B. Ineffective Assistance.
¶10 Krey’s second claim is based on his trial counsel’s failure to request a cautionary instruction. We reject this claim as well. The analytical framework that must be employed in assessing the merits of a defendant’s claim of ineffective assistance of counsel is well known. To sustain a claim of ineffective assistance of counsel, a defendant must show both that counsel’s performance was deficient and that counsel’s errors were prejudicial. Strickland v. Washington, 466 U.S. 668, 687 (1984); State v. Sanchez, 201 Wis. 2d 219, 236, 548 N.W.2d 69 (1996). A court need not address both components of this inquiry if the defendant does not make a sufficient showing on one. Strickland, 466 U.S. at 697.
¶11 An attorney’s performance is not deficient unless he or she made errors so serious that counsel was not functioning as the “counsel” guaranteed the defendant by the Sixth Amendment. To satisfy the prejudice prong, appellant must demonstrate that counsel’s deficient performance was “so serious as to deprive the defendant of a fair trial, a trial whose result is reliable.” Strickland, 466 U.S. at 687. In other words, there must be a showing that “there is a reasonable probability that, but for counsel’s unprofessional errors, the result of the proceeding would have been different. A reasonable probability is a probability sufficient to undermine confidence in the outcome.” Id. at 694.
¶12 Whether counsel’s actions constitute ineffective assistance is a mixed question of law and fact. State v. Pitsch, 124 Wis. 2d 628, 633-34, 369 N.W.2d 711 (1985). The trial court’s determination of what the attorney did, or did not do, and the basis for the challenged conduct are factual and will be upheld unless they are clearly erroneous. Id. at 634. The ultimate conclusion, however, of whether the conduct resulted in a violation of defendant’s right to effective assistance of counsel is a question of law for which no deference to the trial court need be given. State v. Harvey, 139 Wis. 2d 353, 376, 407 N.W.2d 235 (1987).

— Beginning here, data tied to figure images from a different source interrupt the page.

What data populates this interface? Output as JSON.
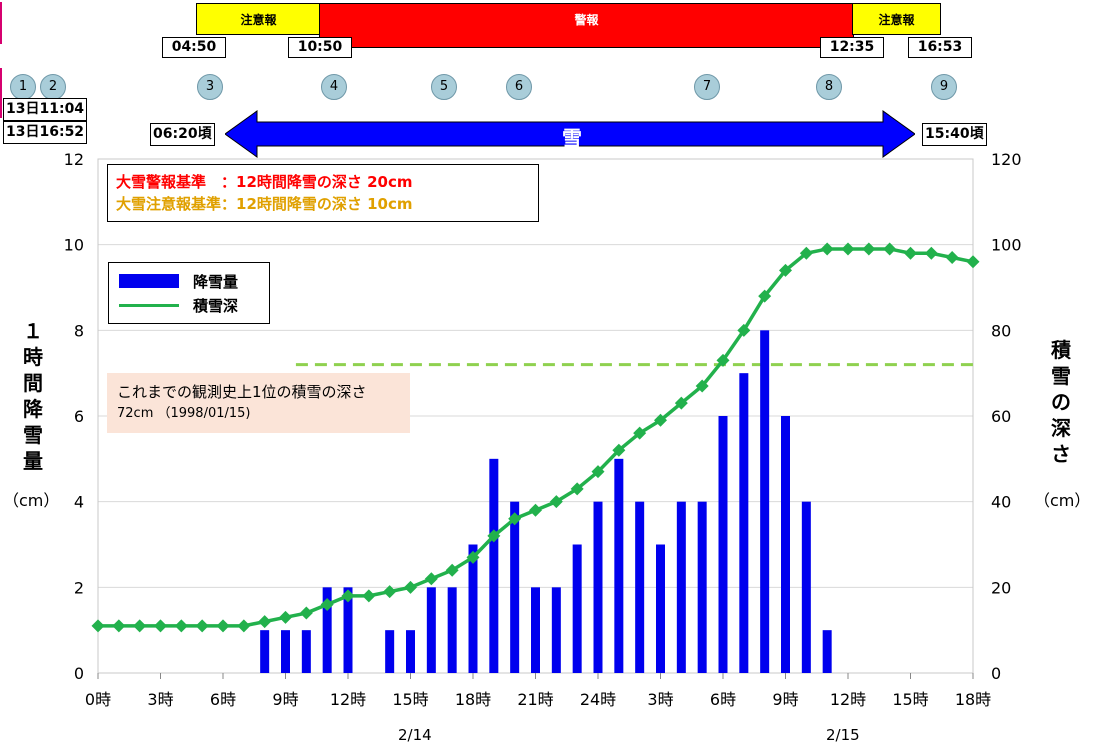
{
  "timeline": {
    "warning_bars": [
      {
        "label": "注意報",
        "color": "#ffff00",
        "start": "04:50",
        "end": "10:50"
      },
      {
        "label": "警報",
        "color": "#ff0000",
        "start": "10:50",
        "end": "12:35"
      },
      {
        "label": "注意報",
        "color": "#ffff00",
        "start": "12:35",
        "end": "16:53"
      }
    ],
    "times": [
      "04:50",
      "10:50",
      "12:35",
      "16:53"
    ],
    "events": [
      "1",
      "2",
      "3",
      "4",
      "5",
      "6",
      "7",
      "8",
      "9"
    ],
    "event_box": [
      "13日11:04",
      "13日16:52"
    ],
    "snow": {
      "label": "雪",
      "start": "06:20頃",
      "end": "15:40頃",
      "color": "#0000ff"
    }
  },
  "criteria": {
    "warning": "大雪警報基準　：12時間降雪の深さ  20cm",
    "advisory": "大雪注意報基準：12時間降雪の深さ  10cm",
    "warning_color": "#ff0000",
    "advisory_color": "#e0a000"
  },
  "record": {
    "line1": "これまでの観測史上1位の積雪の深さ",
    "line2": "72cm （1998/01/15)",
    "value": 72
  },
  "legend": {
    "bar": "降雪量",
    "line": "積雪深"
  },
  "axes": {
    "left_label": [
      "１",
      "時",
      "間",
      "降",
      "雪",
      "量"
    ],
    "left_unit": "（cm）",
    "right_label": [
      "積",
      "雪",
      "の",
      "深",
      "さ"
    ],
    "right_unit": "（cm）",
    "date_labels": [
      "2/14",
      "2/15"
    ]
  },
  "chart_data": {
    "type": "bar+line",
    "x_ticks": [
      "0時",
      "3時",
      "6時",
      "9時",
      "12時",
      "15時",
      "18時",
      "21時",
      "24時",
      "3時",
      "6時",
      "9時",
      "12時",
      "15時",
      "18時"
    ],
    "x_hours": [
      0,
      1,
      2,
      3,
      4,
      5,
      6,
      7,
      8,
      9,
      10,
      11,
      12,
      13,
      14,
      15,
      16,
      17,
      18,
      19,
      20,
      21,
      22,
      23,
      24,
      25,
      26,
      27,
      28,
      29,
      30,
      31,
      32,
      33,
      34,
      35,
      36,
      37,
      38,
      39,
      40,
      41,
      42
    ],
    "y_left_ticks": [
      0,
      2,
      4,
      6,
      8,
      10,
      12
    ],
    "y_right_ticks": [
      0,
      20,
      40,
      60,
      80,
      100,
      120
    ],
    "ylim_left": [
      0,
      12
    ],
    "ylim_right": [
      0,
      120
    ],
    "series": [
      {
        "name": "降雪量",
        "axis": "left",
        "color": "#0000ee",
        "values": [
          0,
          0,
          0,
          0,
          0,
          0,
          0,
          0,
          1,
          1,
          1,
          2,
          2,
          0,
          1,
          1,
          2,
          2,
          3,
          5,
          4,
          2,
          2,
          3,
          4,
          5,
          4,
          3,
          4,
          4,
          6,
          7,
          8,
          6,
          4,
          1,
          0,
          0,
          0,
          0,
          0,
          0,
          0
        ]
      },
      {
        "name": "積雪深",
        "axis": "right",
        "color": "#22b14c",
        "values": [
          11,
          11,
          11,
          11,
          11,
          11,
          11,
          11,
          12,
          13,
          14,
          16,
          18,
          18,
          19,
          20,
          22,
          24,
          27,
          32,
          36,
          38,
          40,
          43,
          47,
          52,
          56,
          59,
          63,
          67,
          73,
          80,
          88,
          94,
          98,
          99,
          99,
          99,
          99,
          98,
          98,
          97,
          96
        ]
      }
    ],
    "reference_line": {
      "value_right": 72,
      "from_hour": 9.5,
      "color": "#8fd14f"
    }
  }
}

¶13 With respect to the “prejudice” component of the test for ineffective assistance of counsel, the defendant must affirmatively prove that the alleged defect in counsel’s performance “actually had an adverse effect on the defense.” Strickland, 466 U.S. at 693. The defendant cannot meet his burden by merely showing that the error had some conceivable effect on the outcome. Rather, he must show that “there is a reasonable probability that, but for counsel’s unprofessional errors, the result of the proceedings would have been different. A reasonable probability is a probability sufficient to undermine confidence in the outcome.” Id. at 694.
¶14 Here, we have already concluded that admission of the evidence without a cautionary instruction was harmless error. For the same reasons espoused above, we conclude that trial counsel’s failure to request the cautionary instruction did not prejudice the outcome of this case. There is no reasonable probability, based on the overwhelming evidence implicating Krey as the perpetrator of the crime, that the cautionary instruction would have altered the result of the proceedings.
By the Court.—Judgment and order affirmed.
This opinion will not be published. See Wis. Stat. Rule 809.23(1)(b)5.